Я смотрю на воду и рябь на поверхности.
— Но иногда, — говорю я, — я сижу здесь и думаю о людях в других местах, проживающих жизнь параллельно моей. Может быть, какая-то женщина в Афганистане в этот самый момент ищет своих пропавших детей, скрываясь, чтобы спасти свою жизнь, а я в это время сижу здесь, как избалованная маленькая принцесса, беспокоясь, пойдёт ли сегодня дождь или смогу ли я оставить себе мотоцикл ещё на год.
— Ты ничем не можешь помочь той женщине в Афганистане, так что даже не переживай. Этому миру нужны разные люди. Бедные нужны так же, как и богатые. Нужно плохое, чтобы можно было иметь и хорошее, и нужно несчастье, чтобы чувствовать благодарность. Это баланс. Как твоя экосистема.
— Ну, и кто, помимо меня, любит печенье с предсказанием? — дразню я.
— Так и есть.
Он лежит, скрестив руки на груди.
— И я думала, что я циник.
— Ты? — Он смеется. — Ты наименее циничный человек из всех, кого я знаю.
Забавно, потому что Рок, кажется, думает иначе. Удивительно, как один разговор с Гордоном все мои размышления переворачивает с ног на голову.
— И я не циничен, я пытаюсь быть реалистом, — говорит он, закрывая глаза.
Может, он прав? Если бы не эта воображаемая женщина в Афганистане, я могла бы не думать о том, насколько я благодарна. Я могла бы стать настоящим избалованным ребенком, как та девушка, с которой встречался Рок и на которую он продолжал жаловаться. Она никогда не бывала ничем довольна. Через некоторое время, я, наконец, спросила его: «Если она тебя так раздражает, почему ты до сих пор спишь с ней?
На что он ответил: «Из-за секса», насмехаясь надо мной так, будто это самый глупый вопрос, который он когда-либо слышал.

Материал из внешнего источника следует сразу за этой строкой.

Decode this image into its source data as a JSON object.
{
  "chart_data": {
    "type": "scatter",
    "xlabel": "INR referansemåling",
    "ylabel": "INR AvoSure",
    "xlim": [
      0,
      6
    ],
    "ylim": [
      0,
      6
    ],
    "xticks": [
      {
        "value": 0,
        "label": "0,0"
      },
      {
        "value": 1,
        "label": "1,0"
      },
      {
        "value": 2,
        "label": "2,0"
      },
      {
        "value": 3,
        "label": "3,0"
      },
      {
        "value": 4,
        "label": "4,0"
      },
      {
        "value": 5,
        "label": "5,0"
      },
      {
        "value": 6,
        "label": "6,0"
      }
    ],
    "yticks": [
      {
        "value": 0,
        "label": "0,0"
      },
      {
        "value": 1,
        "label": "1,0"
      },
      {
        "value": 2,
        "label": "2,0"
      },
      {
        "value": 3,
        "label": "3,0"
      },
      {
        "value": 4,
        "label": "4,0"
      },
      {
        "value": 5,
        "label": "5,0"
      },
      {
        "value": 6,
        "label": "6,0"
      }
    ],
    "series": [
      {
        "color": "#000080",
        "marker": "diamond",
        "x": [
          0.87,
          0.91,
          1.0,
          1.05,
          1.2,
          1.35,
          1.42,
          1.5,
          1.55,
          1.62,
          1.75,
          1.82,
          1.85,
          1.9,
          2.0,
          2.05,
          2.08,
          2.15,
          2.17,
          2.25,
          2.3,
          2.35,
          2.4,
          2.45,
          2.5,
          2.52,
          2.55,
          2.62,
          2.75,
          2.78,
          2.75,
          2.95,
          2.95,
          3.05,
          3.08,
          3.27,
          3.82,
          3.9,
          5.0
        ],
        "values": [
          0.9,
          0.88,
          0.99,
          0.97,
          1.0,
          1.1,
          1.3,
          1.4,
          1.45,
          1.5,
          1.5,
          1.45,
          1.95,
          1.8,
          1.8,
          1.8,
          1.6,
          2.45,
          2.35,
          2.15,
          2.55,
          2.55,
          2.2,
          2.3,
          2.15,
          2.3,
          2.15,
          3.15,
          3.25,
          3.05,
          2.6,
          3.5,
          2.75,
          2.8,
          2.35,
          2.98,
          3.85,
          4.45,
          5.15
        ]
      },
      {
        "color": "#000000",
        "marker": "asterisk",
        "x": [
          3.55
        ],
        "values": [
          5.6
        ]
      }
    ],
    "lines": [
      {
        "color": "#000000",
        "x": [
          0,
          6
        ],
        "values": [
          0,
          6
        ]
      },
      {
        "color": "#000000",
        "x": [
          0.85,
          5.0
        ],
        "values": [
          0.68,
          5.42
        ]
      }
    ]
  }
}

Мне пришла в голову ужасающая мысль. Не потому ли Гордон здесь? Вдруг он неправильно понял моё приглашение. Я оглянулась. Гордон, кажется, в состоянии близком к дремоте. Я сама частенько бывала в таком состоянии возле лодочной пристани Мёрфи, так что я серьёзно сомневаюсь, что у него сексуальные намерения.
— Почему ты водишь мотоцикл? — внезапно задаёт он вопрос.
Есть над чем задуматься в теории сна.
— Мой дядя дал его мне.
— Он дал тебе мотоцикл? Он что, сошёл с ума?
— Он умер.
— Оу. Извини, я не знал.
Мгновение проходит, ни один из нас ничего не говорит.
— Он умер от лейкемии. Прошлым летом.
Мои слова, словно маленький бумеранг, который вылетает, а затем возвращается, чтобы ранить меня.
— Какой тип?
— Острый миелоидный. — Два слова, которые я никогда не забуду. — Он впал в кому на две недели, а затем умер.
— Мне жаль, Хлоя.
Он качает головой.
— Я до сих пор не могу смириться. Мы были действительно близки, и мы вместе возродили этот байк. Это заняло у нас целый год.
— Ааа, — говорит он. — Теперь я понял.
— Он был моим приемным маминым братом, — добавляю я.
— Ты приемная?
Я киваю. Он, кажется, растерялся.
— На что это похоже?
— Ну, мне было всего несколько недель от роду, когда меня удочерили, и я росла, зная это, так что меня не огорошит информация, что моя жизнь была ложью, в тридцать.
— Что хорошо.
— Что хорошо, — повторяю я, наблюдая, как быстро движутся облака. — Я никогда всерьез над этим не задумывалась раньше, но в последнее время я много думаю о моих настоящих родителях. Какие они, почему они оставили меня, кто я, и всё такое. Конечно, эта информация ничего не изменит — я люблю своих приемных родителей, ничто никогда этого не изменит.